I think we tend to personalize the world around us—to see ice storms as senseless and vindictive punishment, to embrace the first sunny 70 degree day as a gift meant just for us—because the world is, in a sense, personal. I don’t believe that God micromanages the weather, that God sends storms or sunny days for particular reasons. This wouldn’t make much sense, given that the rainy day that answers a farmer’s prayer will ruin someone else’s outdoor wedding. But I do believe that God created weather, because God created this world where sunshine and blizzards and warm rain and thunderstorms are all possible. The world God created is a personal one. As believers, we don’t perceive the earth as a random occurrence of atoms and substances and cosmic explosions, even if we accept theories concerning big bangs and evolution. We believe in a world arising out of God’s impulse toward beauty, God’s desire for relationship, God’s nature as a lover in need of something and someone to love. We rail against the weather in part because we understand that we are living in a world where the feel of sun on one’s face, the smell of damp soil, the sound of pounding waves, and the sight of a blooming hillside are truly gifts of a God who is warmth and growth and strength and beauty, and who, in bestowing such gifts on us, gives us himself.

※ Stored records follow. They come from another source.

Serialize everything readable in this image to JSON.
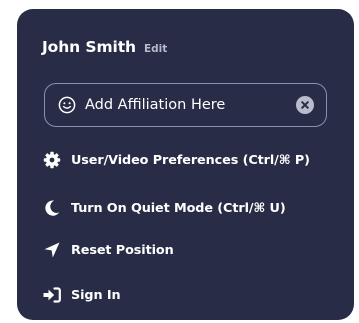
{
  "profile": {
    "name": "John Smith",
    "edit_label": "Edit"
  },
  "affiliation": {
    "placeholder": "Add Affiliation Here",
    "leading_icon": "smiley-icon",
    "trailing_icon": "clear-circle-icon"
  },
  "menu": {
    "items": [
      {
        "label": "User/Video Preferences (Ctrl/⌘ P)",
        "icon": "gear-icon"
      },
      {
        "label": "Turn On Quiet Mode (Ctrl/⌘ U)",
        "icon": "moon-icon"
      },
      {
        "label": "Reset Position",
        "icon": "location-arrow-icon"
      },
      {
        "label": "Sign In",
        "icon": "sign-in-icon"
      }
    ]
  },
  "colors": {
    "panel_background": "#282c46",
    "text": "#ffffff",
    "muted": "#b7bacd",
    "input_border": "#8b90b0"
  }
}
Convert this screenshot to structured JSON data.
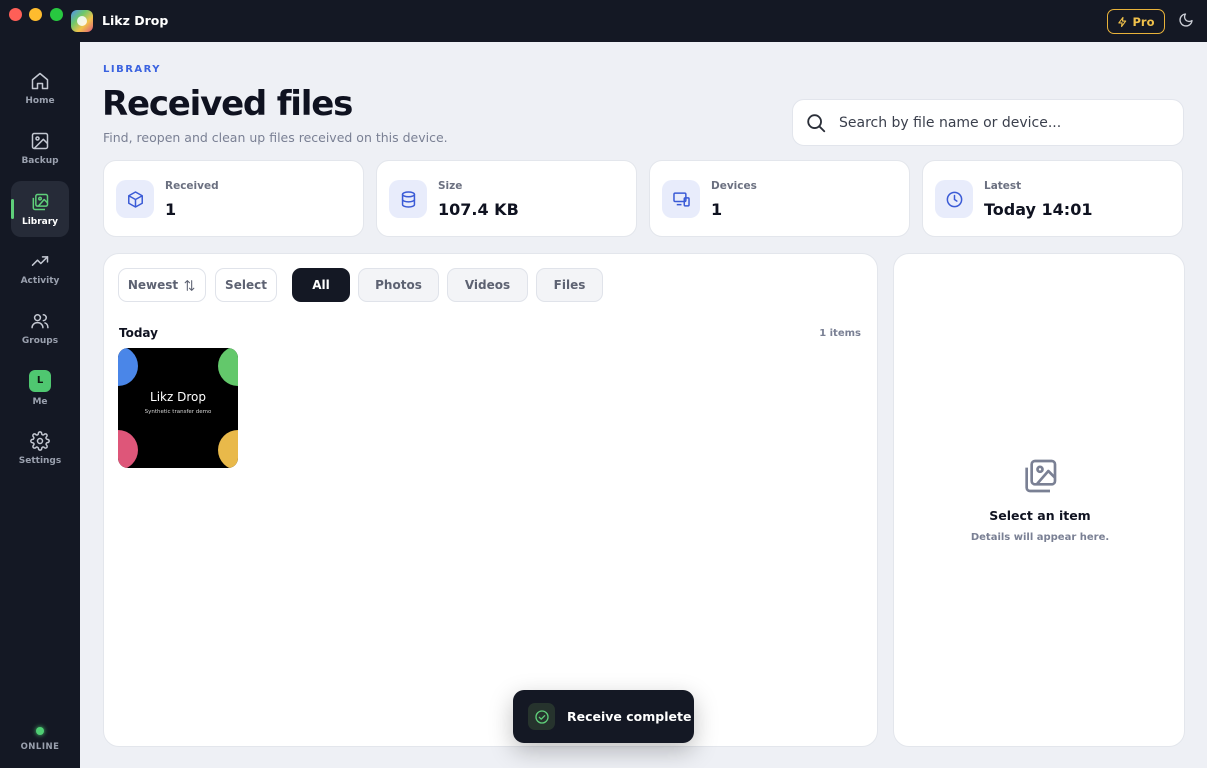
{
  "window": {
    "app_title": "Likz Drop",
    "pro_label": "Pro"
  },
  "sidebar": {
    "items": [
      {
        "label": "Home",
        "icon": "home-icon"
      },
      {
        "label": "Backup",
        "icon": "image-backup-icon"
      },
      {
        "label": "Library",
        "icon": "gallery-icon",
        "active": true
      },
      {
        "label": "Activity",
        "icon": "trending-up-icon"
      },
      {
        "label": "Groups",
        "icon": "users-icon"
      },
      {
        "label": "Me",
        "icon": "avatar",
        "avatar_letter": "L"
      },
      {
        "label": "Settings",
        "icon": "gear-icon"
      }
    ],
    "status": "ONLINE"
  },
  "header": {
    "eyebrow": "LIBRARY",
    "title": "Received files",
    "subtitle": "Find, reopen and clean up files received on this device.",
    "search_placeholder": "Search by file name or device..."
  },
  "stats": [
    {
      "label": "Received",
      "value": "1",
      "icon": "package-icon"
    },
    {
      "label": "Size",
      "value": "107.4 KB",
      "icon": "database-icon"
    },
    {
      "label": "Devices",
      "value": "1",
      "icon": "devices-icon"
    },
    {
      "label": "Latest",
      "value": "Today 14:01",
      "icon": "clock-icon"
    }
  ],
  "toolbar": {
    "sort_label": "Newest",
    "select_label": "Select",
    "filters": [
      "All",
      "Photos",
      "Videos",
      "Files"
    ],
    "active_filter": "All"
  },
  "groups": [
    {
      "title": "Today",
      "count_label": "1 items",
      "items": [
        {
          "thumb_title": "Likz Drop",
          "thumb_subtitle": "Synthetic transfer demo"
        }
      ]
    }
  ],
  "details": {
    "title": "Select an item",
    "subtitle": "Details will appear here."
  },
  "toast": {
    "text": "Receive complete"
  },
  "colors": {
    "accent": "#3b63e0",
    "sidebar_bg": "#141824",
    "pro": "#e8b23a",
    "online": "#4fcf74"
  }
}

I expect we’ll continue to rail against winter for a few more weeks, yelling at the snow and ice, wondering what we can do to make it stop. But we’ll get through it. Eventually, all this moisture will seep into the thawing earth and bring forth crocuses and daffodils, azaleas and rhododendrons. We’ll be firmly reminded of another defining aspect of God’s world—the continual possibility of redemption and restoration. The hard truth of God’s world is that even the snow and ice we despise by this time of year is a gift, a necessary part of the stunning, wondrous creation made just for us.

Right now, all I can see is death. The death of color. The death of growth. The death of warmth. For me and my unsteady joints, even the death of freedom. I stand outside, throwing a ball for the dog who is getting too few walks, too little outdoor playtime. The wind creeps into the gaps in my fleece coat. The street is too quiet; no one lingers outside any longer than necessary. All is white, gray, and black. My bones ache more than usual. As the sun sets, I note the slightest hint of pink in the sky—the only color, it seems, for miles. Our God hasn’t sent this awful winter as any sort of punishment, and does not ask us to throw our sacrifices into the volcano. But our God promises life after death. That slight blush in the sky isn’t much to cling to, but I do. It’s no rainbow, but it’s promise enough.